Since the inflation rate has been modest for years, only 9 percent of Americans surveyed report that they are concerned about how inflation could negatively impact their retirement. However, inflation still slightly increases each year and can erode the value of retirement savings over time. Americans are living longer due to the increased quality of health care, averaging a life expectancy around 77 years of age. This means that adults can spend between one to three decades in retirement, resulting in the need for a significant retirement nest egg.
In addition to concerns about basic living necessities, the cost of health care in the United States is rising, and many Americans will not have enough to support their growing medical needs in the near future.
Fidelity Investments estimated that the average 65-year-old couple retiring today would need a minimum of $190,000 to cover medical costs over the next 15 to 20 years. High-cost health care services such as outpatient care, frequent medical appointments and prescription drugs can quickly drain one's retirement savings. Some advisors estimate that the retiring Baby Boomers will need more than $1 million.
The saving begins
Baby Boomers are understandably altering their financial plan to migrate away from providing for their children to planning for their own retirement. Saving for the future can be a daunting task, and trying to determine how much to put away and how to go about it can be difficult.

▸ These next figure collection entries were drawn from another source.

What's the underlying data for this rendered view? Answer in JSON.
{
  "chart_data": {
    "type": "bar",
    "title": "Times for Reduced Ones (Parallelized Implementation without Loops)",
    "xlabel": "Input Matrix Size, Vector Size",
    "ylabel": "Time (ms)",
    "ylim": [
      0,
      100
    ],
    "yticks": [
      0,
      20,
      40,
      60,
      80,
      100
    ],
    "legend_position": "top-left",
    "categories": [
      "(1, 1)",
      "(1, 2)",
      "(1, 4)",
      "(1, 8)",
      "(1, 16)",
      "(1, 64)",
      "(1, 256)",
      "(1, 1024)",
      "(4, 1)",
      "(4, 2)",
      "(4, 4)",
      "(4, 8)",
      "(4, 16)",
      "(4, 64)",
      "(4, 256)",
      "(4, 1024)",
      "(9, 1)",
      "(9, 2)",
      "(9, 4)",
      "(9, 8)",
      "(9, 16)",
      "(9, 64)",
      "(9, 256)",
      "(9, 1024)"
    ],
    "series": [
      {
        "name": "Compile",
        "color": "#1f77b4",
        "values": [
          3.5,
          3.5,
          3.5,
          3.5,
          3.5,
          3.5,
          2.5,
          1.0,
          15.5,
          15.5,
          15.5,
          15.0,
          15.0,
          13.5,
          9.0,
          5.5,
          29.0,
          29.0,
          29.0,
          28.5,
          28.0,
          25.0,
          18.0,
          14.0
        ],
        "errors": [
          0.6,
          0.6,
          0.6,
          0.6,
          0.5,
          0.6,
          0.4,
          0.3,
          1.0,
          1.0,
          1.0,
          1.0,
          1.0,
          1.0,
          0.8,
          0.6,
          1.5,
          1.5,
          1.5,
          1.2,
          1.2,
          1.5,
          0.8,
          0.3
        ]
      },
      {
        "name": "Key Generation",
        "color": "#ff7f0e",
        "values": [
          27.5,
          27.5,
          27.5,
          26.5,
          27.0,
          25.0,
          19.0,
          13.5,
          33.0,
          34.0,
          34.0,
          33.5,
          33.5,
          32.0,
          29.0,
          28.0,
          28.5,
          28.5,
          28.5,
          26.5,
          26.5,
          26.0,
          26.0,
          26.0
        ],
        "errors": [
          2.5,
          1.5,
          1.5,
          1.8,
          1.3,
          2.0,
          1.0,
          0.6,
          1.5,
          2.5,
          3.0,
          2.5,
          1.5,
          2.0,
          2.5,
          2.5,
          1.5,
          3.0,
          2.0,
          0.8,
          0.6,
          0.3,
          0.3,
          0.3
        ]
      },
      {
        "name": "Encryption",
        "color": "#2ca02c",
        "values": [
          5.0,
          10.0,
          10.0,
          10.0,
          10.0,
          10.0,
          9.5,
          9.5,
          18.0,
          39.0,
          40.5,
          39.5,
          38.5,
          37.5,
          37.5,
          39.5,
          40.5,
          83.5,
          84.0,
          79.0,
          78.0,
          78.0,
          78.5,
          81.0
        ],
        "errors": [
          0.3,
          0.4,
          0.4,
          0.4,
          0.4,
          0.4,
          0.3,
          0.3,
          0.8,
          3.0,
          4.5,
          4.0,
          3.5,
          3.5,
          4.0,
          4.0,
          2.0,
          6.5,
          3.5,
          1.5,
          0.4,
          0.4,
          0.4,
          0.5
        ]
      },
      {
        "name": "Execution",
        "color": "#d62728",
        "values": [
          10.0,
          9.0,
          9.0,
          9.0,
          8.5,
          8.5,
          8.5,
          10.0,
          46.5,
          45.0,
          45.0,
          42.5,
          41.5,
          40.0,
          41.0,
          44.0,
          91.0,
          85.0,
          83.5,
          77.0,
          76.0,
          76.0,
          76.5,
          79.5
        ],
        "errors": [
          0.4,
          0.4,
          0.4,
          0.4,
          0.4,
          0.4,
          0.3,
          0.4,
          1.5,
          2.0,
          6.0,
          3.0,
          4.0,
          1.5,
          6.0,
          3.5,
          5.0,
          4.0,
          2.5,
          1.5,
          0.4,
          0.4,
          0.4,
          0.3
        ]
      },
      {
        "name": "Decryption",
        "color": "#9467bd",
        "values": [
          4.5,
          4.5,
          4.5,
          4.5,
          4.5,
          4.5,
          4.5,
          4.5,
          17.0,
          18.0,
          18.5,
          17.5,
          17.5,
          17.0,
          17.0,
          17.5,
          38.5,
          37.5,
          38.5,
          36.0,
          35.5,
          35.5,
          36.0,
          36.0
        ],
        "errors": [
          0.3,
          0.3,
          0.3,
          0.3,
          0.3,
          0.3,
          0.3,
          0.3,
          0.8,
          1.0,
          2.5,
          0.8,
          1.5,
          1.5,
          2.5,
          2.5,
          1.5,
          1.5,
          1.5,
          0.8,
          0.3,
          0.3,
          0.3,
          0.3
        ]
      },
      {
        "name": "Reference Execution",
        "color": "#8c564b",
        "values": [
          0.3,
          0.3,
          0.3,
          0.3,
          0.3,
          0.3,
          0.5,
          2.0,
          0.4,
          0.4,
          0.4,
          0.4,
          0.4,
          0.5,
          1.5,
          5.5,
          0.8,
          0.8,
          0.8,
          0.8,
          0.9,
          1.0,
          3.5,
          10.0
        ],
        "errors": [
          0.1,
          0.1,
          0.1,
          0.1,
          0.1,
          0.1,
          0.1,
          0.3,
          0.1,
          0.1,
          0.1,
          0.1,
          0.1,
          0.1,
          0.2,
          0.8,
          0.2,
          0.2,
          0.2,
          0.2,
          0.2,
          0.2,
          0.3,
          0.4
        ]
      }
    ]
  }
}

Currently, 75 percent of Baby Boomers say that they have or would likely use a financial professional for planning advice. Financial advisors have an extraordinary ability to help clients achieve financial security. With retirement concerns edging forward in Boomers' thinking, this is the right time for them to talk with a qualified financial planner about financial goals, including retirement.
The financial planning process analyzes their financial resources, obligations and goals, resulting in a personalized financial plan. As part of the planning process, advisors evaluate a client's comfort level with investment risk and ask probing questions about client objectives and expectations. An advisor helps clients create a financial plan that will help meet short-term financial goals and conquer the challenges of long-term goals such as retirement.
There are nearly 300,000 financial advisors in the United States. But the question challenging consumers is, how can they find an advisor to trust and who knows the latest financial trends and techniques that will help plan for the future and provide the best advice possible?
For America's Baby Boomers, now is the time to prepare for retirement. With the help of expert financial planning, Boomers can maximize the income of their highest earnings years and create financial security that will ensure a successful and comfortable retirement in their golden years.
Noel Kirkner is the director of public relations at The American College, a nonprofit educator of insurance and financial services professionals in Bryn Mawr, Pa.